Del santo evangelio según san Lucas (4,38-44):
En aquel tiempo, al salir Jesús de la sinagoga, entró en casa de Simón. La suegra de Simón estaba con fiebre muy alta y le pidieron que hiciera algo por ella. Él, de pie a su lado, increpó a la fiebre, y se le pasó; ella, levantándose en seguida, se puso a servirles. Al ponerse el sol, los que tenían enfermos con el mal que fuera se los llevaban; y él, poniendo las manos sobre cada uno, los iba curando. De muchos de ellos salían también demonios, que gritaban: «Tú eres el Hijo de Dios.» Los increpaba y no les dejaba hablar, porque sabían que él era el Mesías. Al hacerse de día, salió a un lugar solitario. La gente lo andaba buscando; dieron con él e intentaban retenerlo para que no se les fuese. Pero él les dijo: «También a los otros pueblos tengo que anunciarles el reino de Dios, para eso me han enviado.» Y predicaba en las sinagogas de Judea.

Comentario

Siempre me ha llamado la atención la actitud de la suegra de Pedro. Está en la cama con fiebres. Jesús la cura. Vale. Lo lógico habría sido montar una fiesta o descansar o irse a visitar a las amigas. Algo así. Pero lo que hace es otra cosa: se levanta y se pone a servirles, a Jesús y a los discípulos, que han llegado a su casa. La hospitalidad es lo primero. Y ella está para servir. 

      La suegra de Pedro es todo un modelo de vida cristiana. De los que han venido para servir y no para ser servidos. Paremos por un momento a pensar cómo nos iría en la vida si todos nos colocásemos en esa posición: en la del que sirve. Podemos imaginar la vida de en familia, la vida en las empresas, en los partidos políticos, en los grupos de amigos. ¿A que sería diferente?

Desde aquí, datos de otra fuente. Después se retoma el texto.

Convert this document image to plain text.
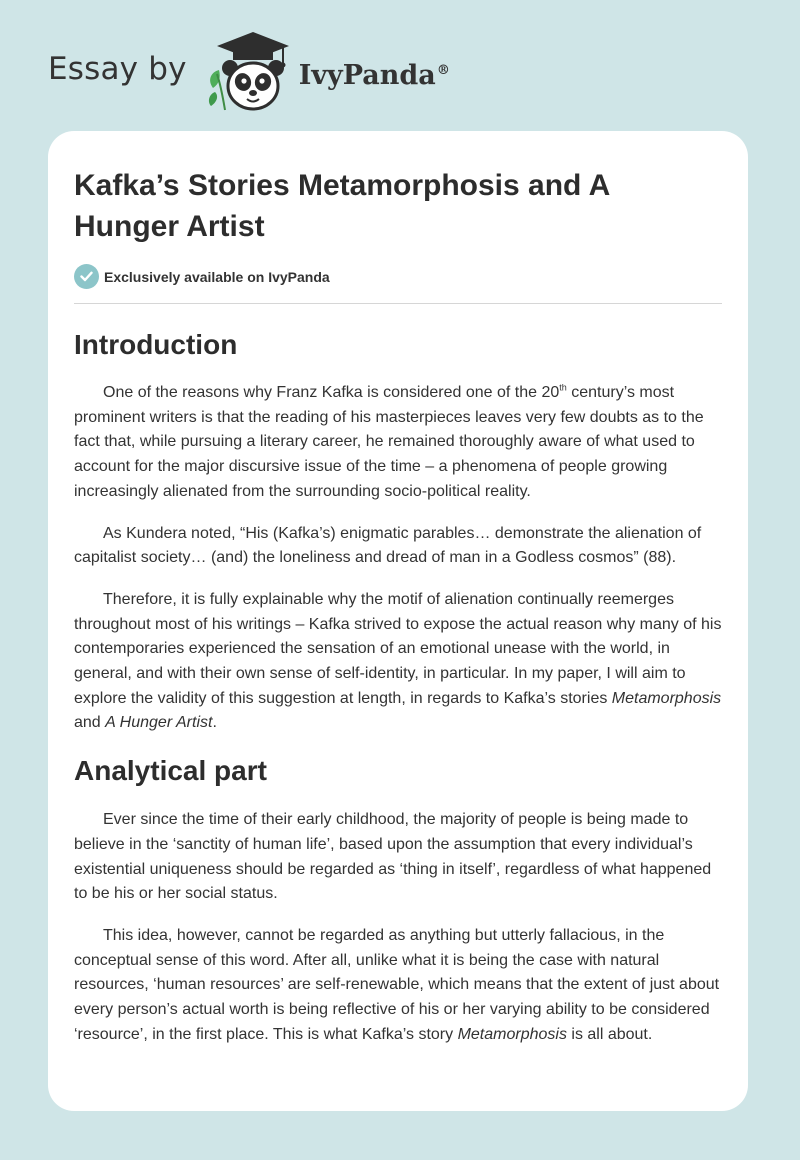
Essay by	IvyPanda®
Kafka’s Stories Metamorphosis and A Hunger Artist
Exclusively available on IvyPanda
Introduction

One of the reasons why Franz Kafka is considered one of the 20th century’s most prominent writers is that the reading of his masterpieces leaves very few doubts as to the fact that, while pursuing a literary career, he remained thoroughly aware of what used to account for the major discursive issue of the time – a phenomena of people growing increasingly alienated from the surrounding socio-political reality.

As Kundera noted, “His (Kafka’s) enigmatic parables… demonstrate the alienation of capitalist society… (and) the loneliness and dread of man in a Godless cosmos” (88).

Therefore, it is fully explainable why the motif of alienation continually reemerges throughout most of his writings – Kafka strived to expose the actual reason why many of his contemporaries experienced the sensation of an emotional unease with the world, in general, and with their own sense of self-identity, in particular. In my paper, I will aim to explore the validity of this suggestion at length, in regards to Kafka’s stories Metamorphosis and A Hunger Artist.

Analytical part

Ever since the time of their early childhood, the majority of people is being made to believe in the ‘sanctity of human life’, based upon the assumption that every individual’s existential uniqueness should be regarded as ‘thing in itself’, regardless of what happened to be his or her social status.

This idea, however, cannot be regarded as anything but utterly fallacious, in the conceptual sense of this word. After all, unlike what it is being the case with natural resources, ‘human resources’ are self-renewable, which means that the extent of just about every person’s actual worth is being reflective of his or her varying ability to be considered ‘resource’, in the first place. This is what Kafka’s story Metamorphosis is all about.
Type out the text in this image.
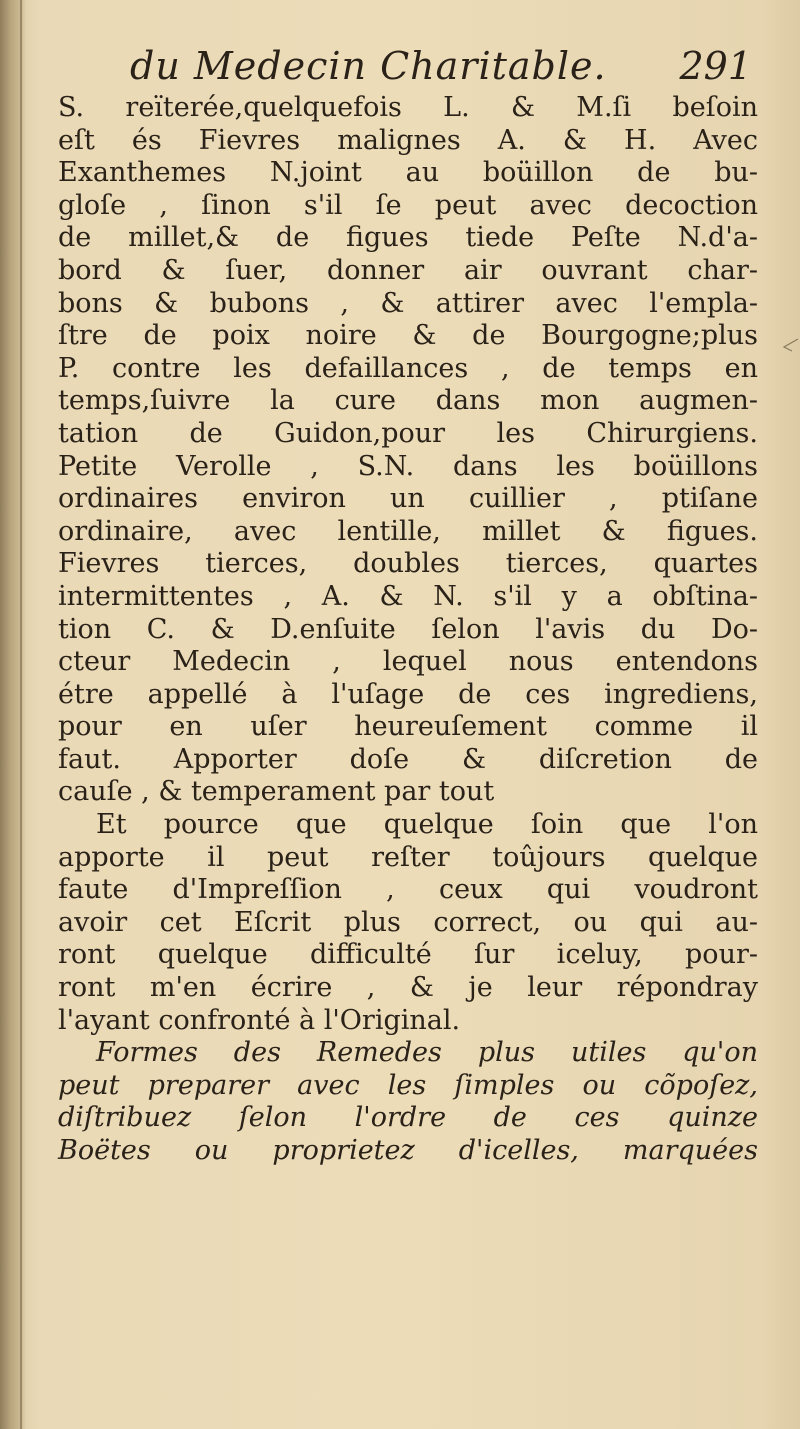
du Medecin Charitable. 291
S. reïterée,quelquefois L. & M.ſi beſoin
eſt és Fievres malignes A. & H. Avec
Exanthemes N.joint au boüillon de bu-
gloſe , ſinon s'il ſe peut avec decoction
de millet,& de figues tiede Peſte N.d'a-
bord & ſuer, donner air ouvrant char-
bons & bubons , & attirer avec l'empla-
ſtre de poix noire & de Bourgogne;plus
P. contre les defaillances , de temps en
temps,ſuivre la cure dans mon augmen-
tation de Guidon,pour les Chirurgiens.
Petite Verolle , S.N. dans les boüillons
ordinaires environ un cuillier , ptiſane
ordinaire, avec lentille, millet & figues.
Fievres tierces, doubles tierces, quartes
intermittentes , A. & N. s'il y a obſtina-
tion C. & D.enſuite ſelon l'avis du Do-
cteur Medecin , lequel nous entendons
étre appellé à l'uſage de ces ingrediens,
pour en uſer heureuſement comme il
faut. Apporter doſe & diſcretion de
cauſe , & temperament par tout
Et pource que quelque ſoin que l'on
apporte il peut reſter toûjours quelque
faute d'Impreſſion , ceux qui voudront
avoir cet Eſcrit plus correct, ou qui au-
ront quelque difficulté ſur iceluy, pour-
ront m'en écrire , & je leur répondray
l'ayant confronté à l'Original.
Formes des Remedes plus utiles qu'on
peut preparer avec les ſimples ou cõpoſez,
diſtribuez ſelon l'ordre de ces quinze
Boëtes ou proprietez d'icelles, marquées
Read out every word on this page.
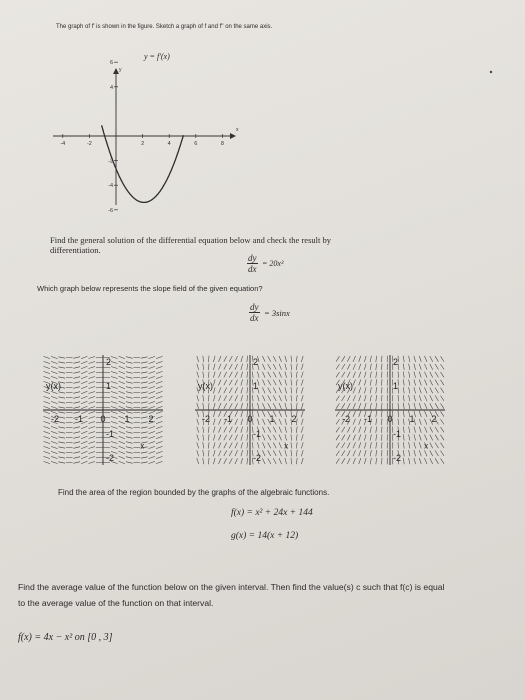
The graph of f' is shown in the figure. Sketch a graph of f and f'' on the same axis.
y = f'(x)
x
y
-4	-2	2	4	6	8
6
4
-2
-4
-6
Find the general solution of the differential equation below and check the result by
differentiation.
$\frac{dy}{dx} = 20x^3$
Which graph below represents the slope field of the given equation?
$\frac{dy}{dx} = 3\sin x$
-2 -1 0 1 2
2
1
-1
-2
y(x)
x
-2 -1 0 1 2
2
1
-1
-2
y(x)
x
-2 -1 0 1 2
2
1
-1
-2
y(x)
x
Find the area of the region bounded by the graphs of the algebraic functions.
f(x) = x² + 24x + 144
g(x) = 14(x + 12)
Find the average value of the function below on the given interval. Then find the value(s) c such that f(c) is equal
to the average value of the function on that interval.
f(x) = 4x − x² on [0 , 3]
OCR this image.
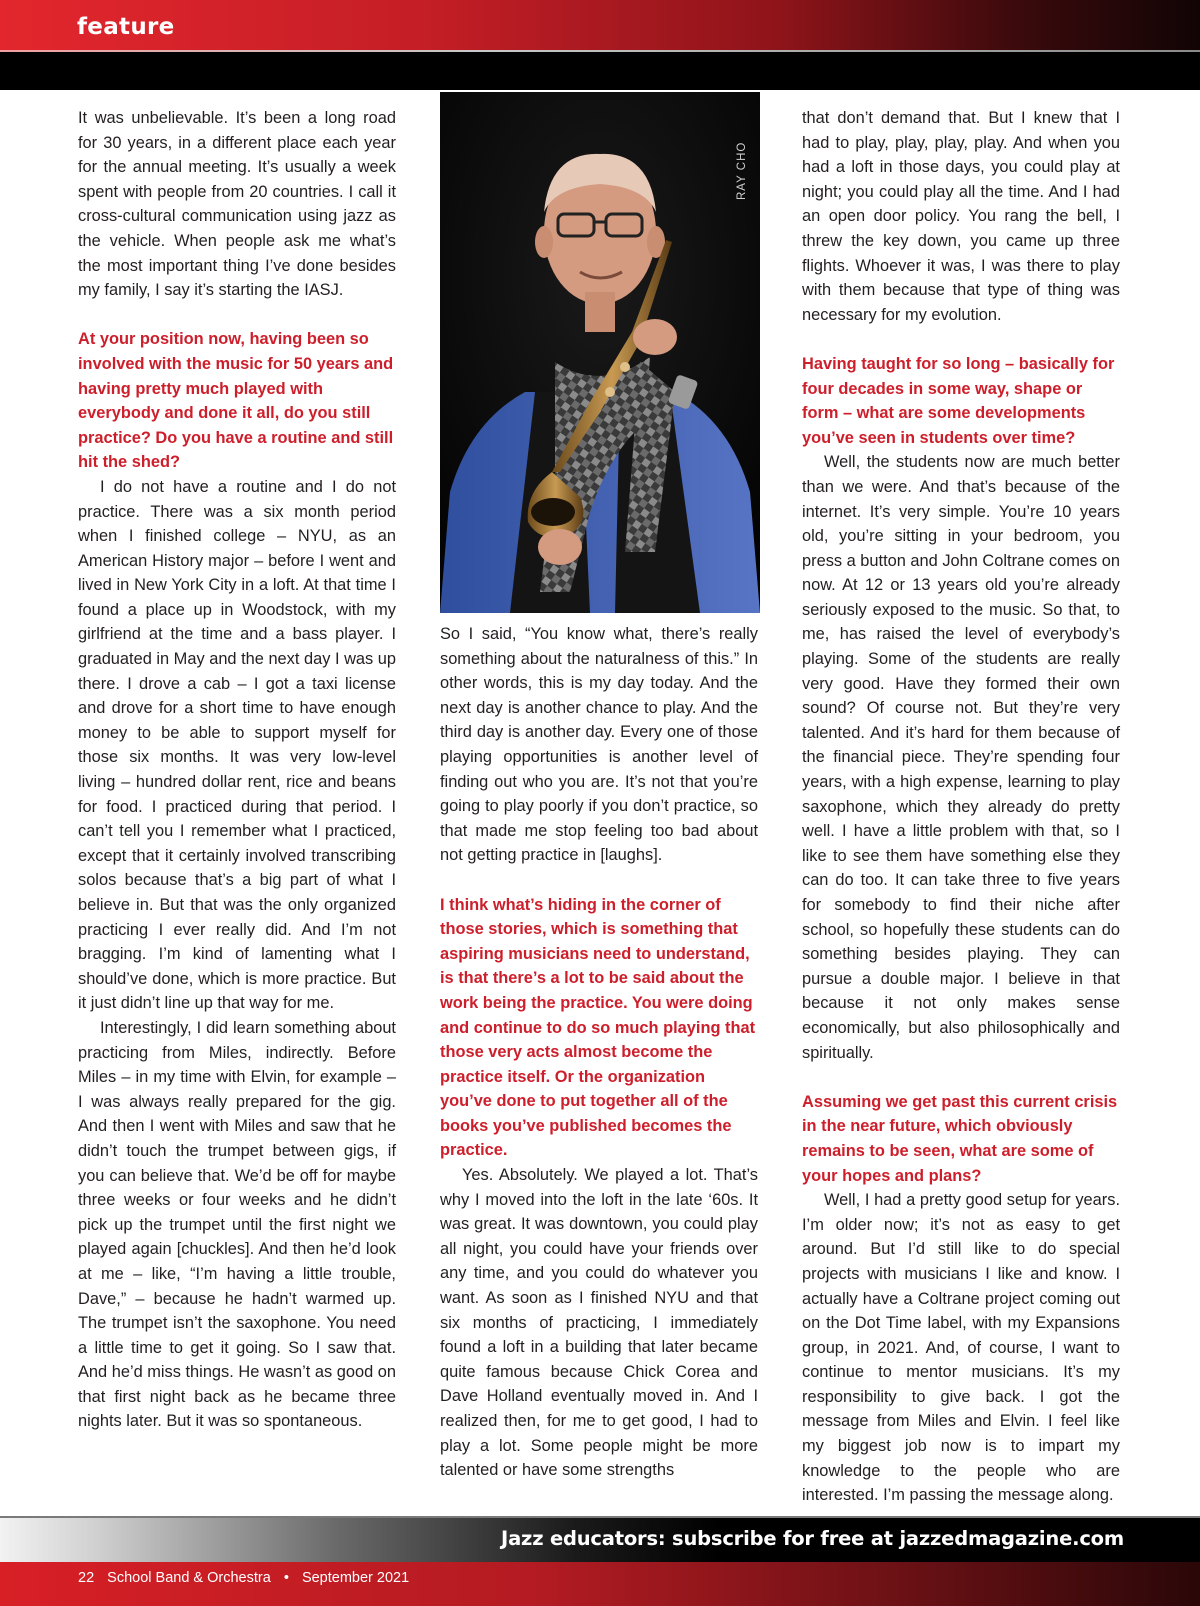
feature

It was unbelievable. It’s been a long road for 30 years, in a different place each year for the annual meeting. It’s usually a week spent with people from 20 countries. I call it cross-cultural communication using jazz as the vehicle. When people ask me what’s the most important thing I’ve done besides my family, I say it’s starting the IASJ.

At your position now, having been so involved with the music for 50 years and having pretty much played with everybody and done it all, do you still practice? Do you have a routine and still hit the shed?

I do not have a routine and I do not practice. There was a six month period when I finished college – NYU, as an American History major – before I went and lived in New York City in a loft. At that time I found a place up in Woodstock, with my girlfriend at the time and a bass player. I graduated in May and the next day I was up there. I drove a cab – I got a taxi license and drove for a short time to have enough money to be able to support myself for those six months. It was very low-level living – hundred dollar rent, rice and beans for food. I practiced during that period. I can’t tell you I remember what I practiced, except that it certainly involved transcribing solos because that’s a big part of what I believe in. But that was the only organized practicing I ever really did. And I’m not bragging. I’m kind of lamenting what I should’ve done, which is more practice. But it just didn’t line up that way for me.

Interestingly, I did learn something about practicing from Miles, indirectly. Before Miles – in my time with Elvin, for example – I was always really prepared for the gig. And then I went with Miles and saw that he didn’t touch the trumpet between gigs, if you can believe that. We’d be off for maybe three weeks or four weeks and he didn’t pick up the trumpet until the first night we played again [chuckles]. And then he’d look at me – like, “I’m having a little trouble, Dave,” – because he hadn’t warmed up. The trumpet isn’t the saxophone. You need a little time to get it going. So I saw that. And he’d miss things. He wasn’t as good on that first night back as he became three nights later. But it was so spontaneous.

RAY CHO

So I said, “You know what, there’s really something about the naturalness of this.” In other words, this is my day today. And the next day is another chance to play. And the third day is another day. Every one of those playing opportunities is another level of finding out who you are. It’s not that you’re going to play poorly if you don’t practice, so that made me stop feeling too bad about not getting practice in [laughs].

I think what’s hiding in the corner of those stories, which is something that aspiring musicians need to understand, is that there’s a lot to be said about the work being the practice. You were doing and continue to do so much playing that those very acts almost become the practice itself. Or the organization you’ve done to put together all of the books you’ve published becomes the practice.

Yes. Absolutely. We played a lot. That’s why I moved into the loft in the late ‘60s. It was great. It was downtown, you could play all night, you could have your friends over any time, and you could do whatever you want. As soon as I finished NYU and that six months of practicing, I immediately found a loft in a building that later became quite famous because Chick Corea and Dave Holland eventually moved in. And I realized then, for me to get good, I had to play a lot. Some people might be more talented or have some strengths

that don’t demand that. But I knew that I had to play, play, play, play. And when you had a loft in those days, you could play at night; you could play all the time. And I had an open door policy. You rang the bell, I threw the key down, you came up three flights. Whoever it was, I was there to play with them because that type of thing was necessary for my evolution.

Having taught for so long – basically for four decades in some way, shape or form – what are some developments you’ve seen in students over time?

Well, the students now are much better than we were. And that’s because of the internet. It’s very simple. You’re 10 years old, you’re sitting in your bedroom, you press a button and John Coltrane comes on now. At 12 or 13 years old you’re already seriously exposed to the music. So that, to me, has raised the level of everybody’s playing. Some of the students are really very good. Have they formed their own sound? Of course not. But they’re very talented. And it’s hard for them because of the financial piece. They’re spending four years, with a high expense, learning to play saxophone, which they already do pretty well. I have a little problem with that, so I like to see them have something else they can do too. It can take three to five years for somebody to find their niche after school, so hopefully these students can do something besides playing. They can pursue a double major. I believe in that because it not only makes sense economically, but also philosophically and spiritually.

Assuming we get past this current crisis in the near future, which obviously remains to be seen, what are some of your hopes and plans?

Well, I had a pretty good setup for years. I’m older now; it’s not as easy to get around. But I’d still like to do special projects with musicians I like and know. I actually have a Coltrane project coming out on the Dot Time label, with my Expansions group, in 2021. And, of course, I want to continue to mentor musicians. It’s my responsibility to give back. I got the message from Miles and Elvin. I feel like my biggest job now is to impart my knowledge to the people who are interested. I’m passing the message along.

Jazz educators: subscribe for free at jazzedmagazine.com
22 School Band & Orchestra • September 2021
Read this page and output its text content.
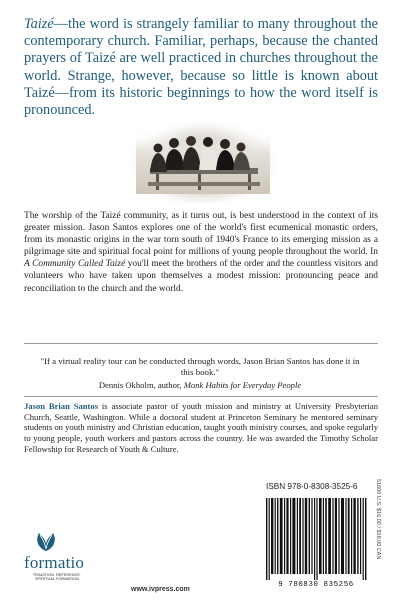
Taizé—the word is strangely familiar to many throughout the contemporary church. Familiar, perhaps, because the chanted prayers of Taizé are well practiced in churches throughout the world. Strange, however, because so little is known about Taizé—from its historic beginnings to how the word itself is pronounced.
The worship of the Taizé community, as it turns out, is best understood in the context of its greater mission. Jason Santos explores one of the world's first ecumenical monastic orders, from its monastic origins in the war torn south of 1940's France to its emerging mission as a pilgrimage site and spiritual focal point for millions of young people throughout the world. In A Community Called Taizé you'll meet the brothers of the order and the countless visitors and volunteers who have taken upon themselves a modest mission: pronouncing peace and reconciliation to the church and the world.
"If a virtual reality tour can be conducted through words, Jason Brian Santos has done it in this book."
Dennis Okholm, author, Monk Habits for Everyday People
Jason Brian Santos is associate pastor of youth mission and ministry at University Presbyterian Church, Seattle, Washington. While a doctoral student at Princeton Seminary he mentored seminary students on youth ministry and Christian education, taught youth ministry courses, and spoke regularly to young people, youth workers and pastors across the country. He was awarded the Timothy Scholar Fellowship for Research of Youth & Culture.
ISBN 978-0-8308-3525-6	51600 U.S. $16.00 / $18.00 CAN
9 780830 835256
formatio
TRADITION. REFERENCE.
SPIRITUAL FORMATION
www.ivpress.com
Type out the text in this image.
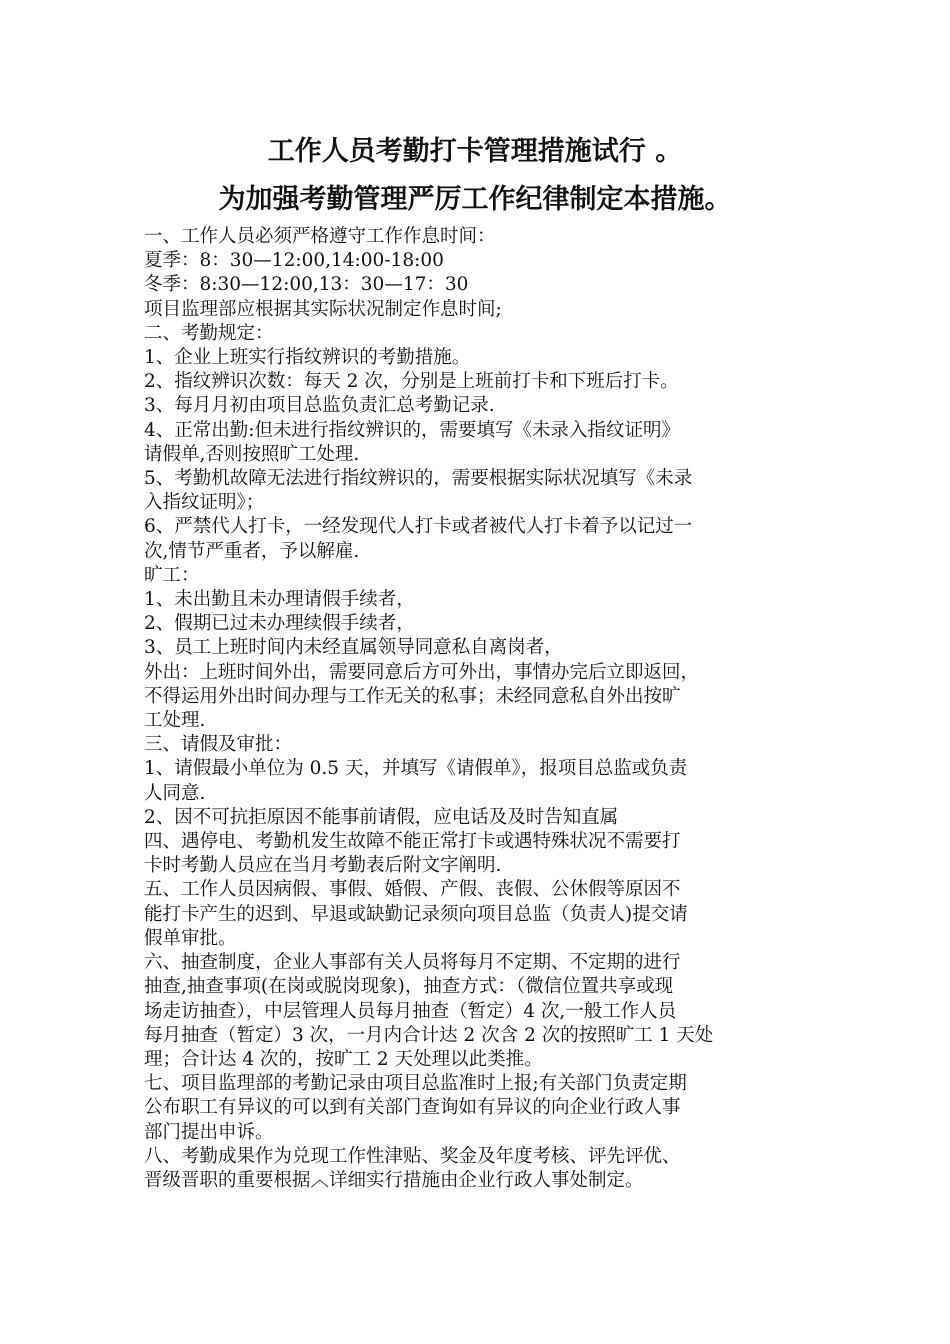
工作人员考勤打卡管理措施试行 。
为加强考勤管理严厉工作纪律制定本措施。

一、工作人员必须严格遵守工作作息时间：

夏季：8：30—12:00,14:00-18:00

冬季：8:30—12:00,13：30—17：30

项目监理部应根据其实际状况制定作息时间;

二、考勤规定：

1、企业上班实行指纹辨识的考勤措施。

2、指纹辨识次数：每天 2 次，分别是上班前打卡和下班后打卡。

3、每月月初由项目总监负责汇总考勤记录.

4、正常出勤:但未进行指纹辨识的，需要填写《未录入指纹证明》

请假单,否则按照旷工处理.

5、考勤机故障无法进行指纹辨识的，需要根据实际状况填写《未录

入指纹证明》；

6、严禁代人打卡，一经发现代人打卡或者被代人打卡着予以记过一

次,情节严重者，予以解雇.

旷工：

1、未出勤且未办理请假手续者，

2、假期已过未办理续假手续者，

3、员工上班时间内未经直属领导同意私自离岗者，

外出：上班时间外出，需要同意后方可外出，事情办完后立即返回，

不得运用外出时间办理与工作无关的私事；未经同意私自外出按旷

工处理.

三、请假及审批：

1、请假最小单位为 0.5 天，并填写《请假单》，报项目总监或负责

人同意.

2、因不可抗拒原因不能事前请假，应电话及及时告知直属

四、遇停电、考勤机发生故障不能正常打卡或遇特殊状况不需要打

卡时考勤人员应在当月考勤表后附文字阐明.

五、工作人员因病假、事假、婚假、产假、丧假、公休假等原因不

能打卡产生的迟到、早退或缺勤记录须向项目总监（负责人)提交请

假单审批。

六、抽查制度，企业人事部有关人员将每月不定期、不定期的进行

抽查,抽查事项(在岗或脱岗现象)，抽查方式：（微信位置共享或现

场走访抽查），中层管理人员每月抽查（暂定）4 次,一般工作人员

每月抽查（暂定）3 次，一月内合计达 2 次含 2 次的按照旷工 1 天处

理；合计达 4 次的，按旷工 2 天处理以此类推。

七、项目监理部的考勤记录由项目总监准时上报;有关部门负责定期

公布职工有异议的可以到有关部门查询如有异议的向企业行政人事

部门提出申诉。

八、考勤成果作为兑现工作性津贴、奖金及年度考核、评先评优、

晋级晋职的重要根据︿详细实行措施由企业行政人事处制定。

      Cuando era seminarista, nuestro formador nos comentaba que la vida de comunidad era como un carro que llevábamos entre todos. Era posible que en algún momento uno de los miembros de la comunidad se subiese al carro por la razón que fuese (enfermedad, debilidad, cansancio...). No importaba los demás seguirían tirando y, aunque con un poco más de dificultad, el carro seguiría adelante. Para los que tiran la dificultad va en aumento según son más los que se suben al carro y son menos los que tiran. El momento imposible es cuando todos o la mayoría deciden subirse al carro. En ese momento ya no se avanza más. Incluso se retrocede en el caso de que el carro estuviese subiendo una cuesta. Más complicado todavía es si los que tiran no están unidos y cada uno tira para un lado. 
     
 Conclusión: vivir juntos implica siempre una actitud de servicio. Y un cierto grado de consenso o unidad para tirar todos en la misma dirección. Si empezamos a hacer partidos y cada uno busca su propio interés el carro/comunidad no va para ninguna parte. (…) Que no se nos olvide que todos somos de Cristo, que todos estamos al servicio unos de otros y que los primeros de la comunidad son los más débiles. Con estos sencillos criterios, un poco de generosidad y algo de capacidad de sacrificio, seguro que nuestra comunidad termina siendo presencia del Reino para todos los que se acerquen a ella.